’Tis the season

’Tis the season

Deck the halls with boughs of holly,
Fa-la-la-la, la-la-la
’Tis the season to be jolly
Fa-la-la-la, la-la-la

Christmas is the season to be jolly. Or so we are told. We see images of people having a jolly time with friends on our TV screens, and pictures of a Father Christmas as a jolly old man in a red suit. “Have a holly jolly Christmas” is the message of Christmas cards and Yuletide jingles.

But what if I don’t feel jolly at Christmas? Many of us don’t. Christmas can be a very difficult and painful time of the year. Whether it’s the loss of loved ones felt keenly at this point of the year, or stresses and strains of circumstances, Christmas can sometimes feel very un-jolly.

Thankfully the message of Christmas is about joy, not about being jolly. As the message of the birth of Jesus is announced to the shepherds, the angel declares:

“Do not be afraid. I bring you good news of great joy that will be for all the people.”

Luke 2:10

The message of the angels is a message of great joy. Joy is different from being jolly. Jolly is fun, certainly, but it’s a passing fun. It’s an enjoyable pleasure of the moment, when things are going well and circumstances allow. If you are feeling jolly, enjoy it!

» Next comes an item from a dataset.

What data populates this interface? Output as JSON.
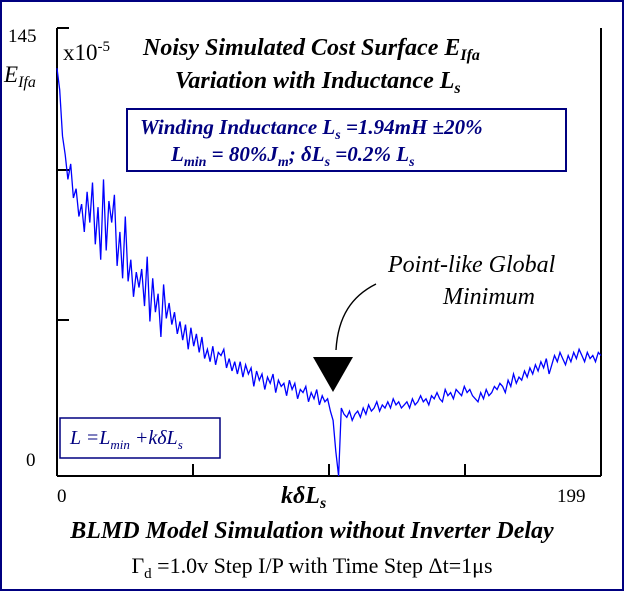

But joy is deeper than jolly feelings. It is something richer and more lasting than jovial moments. It is a pleasure, happiness and contentment that rests on something other than circumstances.

I can’t imagine the shepherds were feeling very jolly that first Christmas night. It was a normal working time for them, full of danger, struggles and (because they were looking after animals) smells. But they receive the message of joy from the angels and go away from the manger rejoicing. That is because they had found the source of joy – as the angels said, “A Saviour has been born to you, he is Christ the Lord.” They joy rested on him, not on their circumstances. They found the source of joy, who gives joy even when the jolly runs out.

There is much to enjoy at Christmas, and much to be jolly about: friends, family, food, the warm glow of a fire and tree. I hope your Christmas is a season of being jolly. But whatever your circumstances, I hope you know that Christmas is truly the season of joy, found in that saviour born in a manger.